Part B premiums for Medicare beneficiaries will rise less than originally anticipated next year, the Department of Health and Human Services announced Thursday.
For most beneficiaries, premiums will be $99.90 a month in 2012, a $3.50 increase over the $96.40 paid this year by a majority of elderly and disabled beneficiaries. Part B pays for physician visits, hospital outpatient costs and certain other services. Earlier this year, Medicare trustees had predicted that Part B premiums would increase to $106.60 next year.
Officials attributed the premium surprise to several factors, including lower-than-expected use of medical care and slower cost growth. “Some areas of the program where we’ve had high spikes in the past have been virtually flat in spending growth, so I think today’s announcement just confirms a data trend of much lower utilization and spending growth throughout the Medicare program,” said Jonathan Blum, deputy administrator and director for Medicare at the Centers for Medicare and Medicaid Services.

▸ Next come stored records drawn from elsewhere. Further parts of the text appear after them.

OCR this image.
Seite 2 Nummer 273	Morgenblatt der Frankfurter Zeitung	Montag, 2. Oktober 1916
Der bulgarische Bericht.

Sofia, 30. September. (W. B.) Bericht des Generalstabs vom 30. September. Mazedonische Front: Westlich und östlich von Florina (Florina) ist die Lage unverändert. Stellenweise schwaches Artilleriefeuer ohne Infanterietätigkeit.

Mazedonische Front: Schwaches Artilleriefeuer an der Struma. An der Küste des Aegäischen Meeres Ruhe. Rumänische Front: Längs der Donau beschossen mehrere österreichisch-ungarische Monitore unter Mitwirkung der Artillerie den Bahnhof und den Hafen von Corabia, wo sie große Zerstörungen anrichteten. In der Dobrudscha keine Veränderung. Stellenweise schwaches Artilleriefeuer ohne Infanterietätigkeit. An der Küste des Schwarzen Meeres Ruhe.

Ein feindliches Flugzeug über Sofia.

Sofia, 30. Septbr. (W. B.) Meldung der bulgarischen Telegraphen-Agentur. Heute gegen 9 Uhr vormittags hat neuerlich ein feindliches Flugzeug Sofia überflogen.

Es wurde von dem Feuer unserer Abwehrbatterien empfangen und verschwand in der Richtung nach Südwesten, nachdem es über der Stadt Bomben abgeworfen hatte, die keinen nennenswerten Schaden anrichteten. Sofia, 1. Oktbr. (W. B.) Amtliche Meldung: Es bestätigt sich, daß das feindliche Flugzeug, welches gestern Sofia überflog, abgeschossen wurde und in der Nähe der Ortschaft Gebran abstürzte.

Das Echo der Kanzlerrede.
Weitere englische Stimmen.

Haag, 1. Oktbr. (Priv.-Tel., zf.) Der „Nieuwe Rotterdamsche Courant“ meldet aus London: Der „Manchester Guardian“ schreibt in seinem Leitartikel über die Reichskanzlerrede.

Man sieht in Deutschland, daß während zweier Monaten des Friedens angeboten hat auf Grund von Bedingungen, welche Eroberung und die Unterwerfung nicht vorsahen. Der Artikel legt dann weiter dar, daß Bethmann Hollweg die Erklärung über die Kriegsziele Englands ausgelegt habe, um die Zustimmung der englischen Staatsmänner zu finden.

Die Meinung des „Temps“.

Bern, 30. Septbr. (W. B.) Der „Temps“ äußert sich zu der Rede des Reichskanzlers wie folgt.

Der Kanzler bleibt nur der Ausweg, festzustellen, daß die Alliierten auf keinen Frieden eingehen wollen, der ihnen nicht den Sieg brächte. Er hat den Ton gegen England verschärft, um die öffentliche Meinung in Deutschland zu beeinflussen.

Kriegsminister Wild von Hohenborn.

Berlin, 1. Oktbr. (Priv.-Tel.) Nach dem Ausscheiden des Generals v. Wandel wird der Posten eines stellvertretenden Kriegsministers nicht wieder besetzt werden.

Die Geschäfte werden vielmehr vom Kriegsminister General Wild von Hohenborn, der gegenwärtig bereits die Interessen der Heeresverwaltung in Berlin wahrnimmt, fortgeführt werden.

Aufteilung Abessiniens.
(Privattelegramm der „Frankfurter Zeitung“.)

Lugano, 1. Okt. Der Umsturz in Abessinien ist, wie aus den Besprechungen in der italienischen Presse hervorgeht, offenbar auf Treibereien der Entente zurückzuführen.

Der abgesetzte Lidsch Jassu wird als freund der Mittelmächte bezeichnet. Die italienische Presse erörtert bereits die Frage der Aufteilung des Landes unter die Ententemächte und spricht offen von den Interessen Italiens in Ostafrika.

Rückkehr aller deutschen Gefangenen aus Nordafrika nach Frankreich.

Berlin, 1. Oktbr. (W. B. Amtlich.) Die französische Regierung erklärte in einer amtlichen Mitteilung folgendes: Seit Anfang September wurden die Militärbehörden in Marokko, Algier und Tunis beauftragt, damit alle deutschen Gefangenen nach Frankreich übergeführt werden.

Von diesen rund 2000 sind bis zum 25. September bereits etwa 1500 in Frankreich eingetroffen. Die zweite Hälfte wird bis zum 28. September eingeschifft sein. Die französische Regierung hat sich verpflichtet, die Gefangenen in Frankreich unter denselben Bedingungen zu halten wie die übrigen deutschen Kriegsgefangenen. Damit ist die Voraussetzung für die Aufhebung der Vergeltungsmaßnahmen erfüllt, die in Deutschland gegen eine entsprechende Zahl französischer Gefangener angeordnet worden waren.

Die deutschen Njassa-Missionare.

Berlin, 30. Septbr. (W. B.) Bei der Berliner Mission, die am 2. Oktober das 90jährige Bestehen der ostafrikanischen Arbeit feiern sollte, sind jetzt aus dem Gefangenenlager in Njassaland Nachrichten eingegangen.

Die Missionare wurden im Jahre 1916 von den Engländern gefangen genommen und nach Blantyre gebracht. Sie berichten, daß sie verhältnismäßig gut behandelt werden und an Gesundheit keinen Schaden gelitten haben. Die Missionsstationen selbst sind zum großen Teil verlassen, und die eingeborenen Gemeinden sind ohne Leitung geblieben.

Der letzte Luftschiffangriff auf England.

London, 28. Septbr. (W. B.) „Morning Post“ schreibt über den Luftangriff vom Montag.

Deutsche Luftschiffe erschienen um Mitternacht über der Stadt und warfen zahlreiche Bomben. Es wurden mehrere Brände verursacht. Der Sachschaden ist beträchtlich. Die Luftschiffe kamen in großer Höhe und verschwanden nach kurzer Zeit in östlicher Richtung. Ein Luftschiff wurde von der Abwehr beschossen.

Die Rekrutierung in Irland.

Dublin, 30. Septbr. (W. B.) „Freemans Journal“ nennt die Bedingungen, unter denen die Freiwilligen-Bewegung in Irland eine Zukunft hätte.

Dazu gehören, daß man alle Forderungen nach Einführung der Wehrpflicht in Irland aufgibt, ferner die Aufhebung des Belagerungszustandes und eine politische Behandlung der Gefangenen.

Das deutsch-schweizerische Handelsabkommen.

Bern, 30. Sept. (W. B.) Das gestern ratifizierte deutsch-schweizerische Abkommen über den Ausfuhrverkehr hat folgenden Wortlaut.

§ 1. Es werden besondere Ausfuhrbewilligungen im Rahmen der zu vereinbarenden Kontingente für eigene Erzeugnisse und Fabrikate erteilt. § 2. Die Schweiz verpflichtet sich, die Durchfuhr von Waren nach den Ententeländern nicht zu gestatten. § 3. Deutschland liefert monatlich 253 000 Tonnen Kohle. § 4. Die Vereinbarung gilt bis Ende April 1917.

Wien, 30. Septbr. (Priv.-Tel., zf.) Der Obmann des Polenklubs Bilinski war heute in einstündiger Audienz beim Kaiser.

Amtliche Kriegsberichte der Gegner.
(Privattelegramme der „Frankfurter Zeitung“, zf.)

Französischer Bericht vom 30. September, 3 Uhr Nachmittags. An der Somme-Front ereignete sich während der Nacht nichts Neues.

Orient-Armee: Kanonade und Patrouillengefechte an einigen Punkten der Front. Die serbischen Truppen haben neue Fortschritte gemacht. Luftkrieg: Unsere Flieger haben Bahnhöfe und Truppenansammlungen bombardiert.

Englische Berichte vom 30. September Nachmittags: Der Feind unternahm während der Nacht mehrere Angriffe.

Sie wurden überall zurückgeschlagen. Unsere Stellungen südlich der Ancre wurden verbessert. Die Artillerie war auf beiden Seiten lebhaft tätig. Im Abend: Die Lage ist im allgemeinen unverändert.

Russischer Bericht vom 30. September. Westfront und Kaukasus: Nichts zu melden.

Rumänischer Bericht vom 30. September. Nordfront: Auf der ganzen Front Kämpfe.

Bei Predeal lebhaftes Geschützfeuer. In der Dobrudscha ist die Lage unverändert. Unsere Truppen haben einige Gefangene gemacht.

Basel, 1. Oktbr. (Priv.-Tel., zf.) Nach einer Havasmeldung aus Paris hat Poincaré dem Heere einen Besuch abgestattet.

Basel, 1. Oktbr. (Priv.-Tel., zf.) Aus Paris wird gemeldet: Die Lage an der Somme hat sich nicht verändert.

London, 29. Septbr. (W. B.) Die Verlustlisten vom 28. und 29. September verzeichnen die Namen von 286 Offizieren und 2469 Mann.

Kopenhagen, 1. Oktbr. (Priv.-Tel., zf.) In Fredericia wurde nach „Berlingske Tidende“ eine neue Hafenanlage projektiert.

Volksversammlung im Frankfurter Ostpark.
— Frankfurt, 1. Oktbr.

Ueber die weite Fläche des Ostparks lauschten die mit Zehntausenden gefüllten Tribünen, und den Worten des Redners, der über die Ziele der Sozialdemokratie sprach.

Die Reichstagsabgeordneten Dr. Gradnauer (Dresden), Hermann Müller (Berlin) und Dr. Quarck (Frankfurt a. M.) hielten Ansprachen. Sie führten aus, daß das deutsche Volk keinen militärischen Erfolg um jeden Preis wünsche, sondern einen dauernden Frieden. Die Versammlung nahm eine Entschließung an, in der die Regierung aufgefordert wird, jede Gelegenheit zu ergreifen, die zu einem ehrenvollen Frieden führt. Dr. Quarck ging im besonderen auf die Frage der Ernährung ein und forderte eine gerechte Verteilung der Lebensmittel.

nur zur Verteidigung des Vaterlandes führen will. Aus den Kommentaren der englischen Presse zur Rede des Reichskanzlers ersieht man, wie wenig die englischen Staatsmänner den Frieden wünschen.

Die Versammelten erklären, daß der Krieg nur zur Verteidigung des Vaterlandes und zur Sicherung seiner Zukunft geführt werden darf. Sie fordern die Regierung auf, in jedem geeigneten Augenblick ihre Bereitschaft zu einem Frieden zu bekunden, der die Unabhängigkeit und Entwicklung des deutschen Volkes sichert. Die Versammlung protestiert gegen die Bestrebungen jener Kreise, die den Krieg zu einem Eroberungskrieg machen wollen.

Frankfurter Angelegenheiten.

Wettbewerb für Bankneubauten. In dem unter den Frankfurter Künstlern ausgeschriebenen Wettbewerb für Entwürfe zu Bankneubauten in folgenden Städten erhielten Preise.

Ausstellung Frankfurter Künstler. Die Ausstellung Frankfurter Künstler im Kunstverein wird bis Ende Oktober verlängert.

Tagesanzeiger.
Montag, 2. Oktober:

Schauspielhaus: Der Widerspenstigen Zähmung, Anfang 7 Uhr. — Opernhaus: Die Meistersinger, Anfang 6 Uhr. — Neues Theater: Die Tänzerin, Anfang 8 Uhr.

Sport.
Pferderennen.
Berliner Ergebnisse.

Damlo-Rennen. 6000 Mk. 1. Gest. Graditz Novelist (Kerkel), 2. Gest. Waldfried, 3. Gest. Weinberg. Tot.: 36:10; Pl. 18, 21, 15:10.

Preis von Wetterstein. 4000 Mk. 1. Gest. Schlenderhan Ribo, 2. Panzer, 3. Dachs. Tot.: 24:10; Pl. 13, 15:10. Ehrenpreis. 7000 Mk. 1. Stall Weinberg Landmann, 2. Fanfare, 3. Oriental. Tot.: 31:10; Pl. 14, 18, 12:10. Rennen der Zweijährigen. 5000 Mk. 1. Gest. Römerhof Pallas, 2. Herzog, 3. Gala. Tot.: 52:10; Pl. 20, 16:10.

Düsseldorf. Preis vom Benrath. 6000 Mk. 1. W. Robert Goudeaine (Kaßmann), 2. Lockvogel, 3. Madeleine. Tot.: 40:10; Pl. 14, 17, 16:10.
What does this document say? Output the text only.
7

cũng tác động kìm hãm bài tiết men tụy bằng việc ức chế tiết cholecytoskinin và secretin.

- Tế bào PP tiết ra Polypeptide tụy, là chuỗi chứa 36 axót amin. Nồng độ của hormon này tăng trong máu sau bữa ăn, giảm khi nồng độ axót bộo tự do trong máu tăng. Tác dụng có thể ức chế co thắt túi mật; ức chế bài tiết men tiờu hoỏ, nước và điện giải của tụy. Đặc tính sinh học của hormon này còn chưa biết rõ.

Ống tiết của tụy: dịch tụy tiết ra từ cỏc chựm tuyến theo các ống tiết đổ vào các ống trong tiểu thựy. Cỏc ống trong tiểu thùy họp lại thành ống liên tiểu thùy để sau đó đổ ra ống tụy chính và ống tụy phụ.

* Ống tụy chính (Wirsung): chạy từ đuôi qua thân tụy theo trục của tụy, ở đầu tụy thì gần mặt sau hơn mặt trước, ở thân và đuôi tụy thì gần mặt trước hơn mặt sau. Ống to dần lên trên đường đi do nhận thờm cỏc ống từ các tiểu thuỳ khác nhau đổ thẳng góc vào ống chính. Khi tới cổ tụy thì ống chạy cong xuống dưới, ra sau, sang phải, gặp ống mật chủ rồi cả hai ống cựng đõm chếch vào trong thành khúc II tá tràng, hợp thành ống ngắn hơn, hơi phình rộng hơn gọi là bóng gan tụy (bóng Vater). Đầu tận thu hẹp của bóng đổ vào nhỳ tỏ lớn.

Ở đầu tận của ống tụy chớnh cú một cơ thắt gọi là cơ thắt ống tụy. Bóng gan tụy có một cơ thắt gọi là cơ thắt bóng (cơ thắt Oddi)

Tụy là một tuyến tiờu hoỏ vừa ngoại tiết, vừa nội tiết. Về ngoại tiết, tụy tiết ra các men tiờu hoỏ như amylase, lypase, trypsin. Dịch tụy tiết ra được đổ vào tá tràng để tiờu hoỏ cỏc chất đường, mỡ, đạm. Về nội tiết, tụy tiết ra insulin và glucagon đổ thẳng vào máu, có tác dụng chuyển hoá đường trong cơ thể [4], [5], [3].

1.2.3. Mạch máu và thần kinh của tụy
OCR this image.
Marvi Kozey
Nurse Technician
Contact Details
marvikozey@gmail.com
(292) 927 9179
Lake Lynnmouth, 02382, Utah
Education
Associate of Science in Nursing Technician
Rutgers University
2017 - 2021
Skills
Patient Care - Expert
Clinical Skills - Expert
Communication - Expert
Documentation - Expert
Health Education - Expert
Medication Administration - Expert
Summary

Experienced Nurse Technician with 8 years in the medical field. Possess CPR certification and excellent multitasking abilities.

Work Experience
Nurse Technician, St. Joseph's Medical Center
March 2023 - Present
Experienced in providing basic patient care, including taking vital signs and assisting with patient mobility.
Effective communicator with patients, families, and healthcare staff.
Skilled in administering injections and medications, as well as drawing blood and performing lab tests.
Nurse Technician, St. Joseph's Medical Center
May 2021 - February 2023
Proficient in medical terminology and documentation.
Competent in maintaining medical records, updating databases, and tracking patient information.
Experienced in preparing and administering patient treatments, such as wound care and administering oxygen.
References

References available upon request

The 2012 increase in Part B premiums will be the first that Medicare beneficiaries have faced in three years due to a federal law that freezes Part B premiums in years when there is no Social Security cost-of-living adjustment (COLA). Earlier this month federal officials announced a 3.6 percent Social Security COLA for next year, the first since 2008. That amounts to about $43 in additional benefits for the average recipient. It also means that the Part B increase will be spread among all 48 million Medicare beneficiaries rather than just those who enrolled after the freeze, the 4 percent of beneficiaries who pay higher premiums due to income and the roughly 9 million seniors whose premiums are paid by the Medicaid program, the joint federal-state health program for people with low-incomes.
The people who joined Medicare during a year with a premium freeze got good news with the announcement. Those who signed up last year at a standard premium of $115.40 per month will see a $15.50 decrease next year, to the $99.90 level. Higher income Medicare beneficiaries, who must pay extra for Part B coverage, will also see decreases in their monthly premiums compared with this year.
That COLA increase will more than make up for the small increase in Part B premiums for the typical beneficiary, HHS officials said.
“Because we’ve kept next year’s premium increase lower than the cost of living adjustment to seniors’ Social Security benefits, the typical retired worker will have nearly $40 more per month in their pocket next year,” said HHS Secretary Kathleen Sebelius. Helping even more, at least for seniors who do not need hospital care in the year ahead, is a $22 decrease in the annual Part B deductible, which will be $140 in 2012.
Beneficiaries who wind up in the hospital for inpatient care (Medicare Part A) will face a slightly higher deductible, however — $1,156 in 2011, an increase of $24 from $1,132 this year.
But seniors in Medicare Advantage (Part C), the largely private plans that cover care through network providers and often include prescription drug benefits, will pay premiums that on average are 4 percent lower in 2012. Premiums for stand-alone Medicare Part D drug plans are remaining flat for the most part.
The latest announcement is positive news for the Obama administration and Democrats, who came under fire last year from Republicans for reducing Medicare spending in the health care law. In 2010, when Republicans condemned the health law Medicare changes, people over 60 voted Republican by the largest margin since the early 1980s; exit polls showed that seniors favored Republicans by 21 percentage points.
Democrats were quick to link the Part B news with the health law. “These reductions are a direct result of the Medicare reforms included in the Affordable Care Act – further affirmation of the positive impact health reform is already having on Americans’ pocketbooks,” Rep. Pete Stark, D-Calif., said in a statement. “Paired with last week’s announcement that Social Security beneficiaries will see a cost-of-living adjustment in 2012, people will finally be getting some economic relief.”
Republicans were just as quick to slam that assessment. “The administration is trying to bill this announcement as evidence that Obamacare is working – but the reality is just the opposite. Candidate Obama promised to CUT premiums by an average of $2,500 per family – so ANY premium increase by definition means the law has failed to achieve its promised savings,” Chris Jacobs, health policy analyst for the Senate’s Republican Policy Committee, wrote in an e-mail.
David Certner, legislative policy director for AARP, said that while the group was pleased with the 2012 Part B premium news, it remains concerned that ongoing deliberations of the bipartisan super committee on Capitol Hill could change the way the Social Security COLA is calculated in the future, resulting in smaller increases for beneficiaries.
The 2012 Part B premium projections assume that Congress will stop a nearly 30 percent payment cut for physicians in January who accept Medicare, Blum said.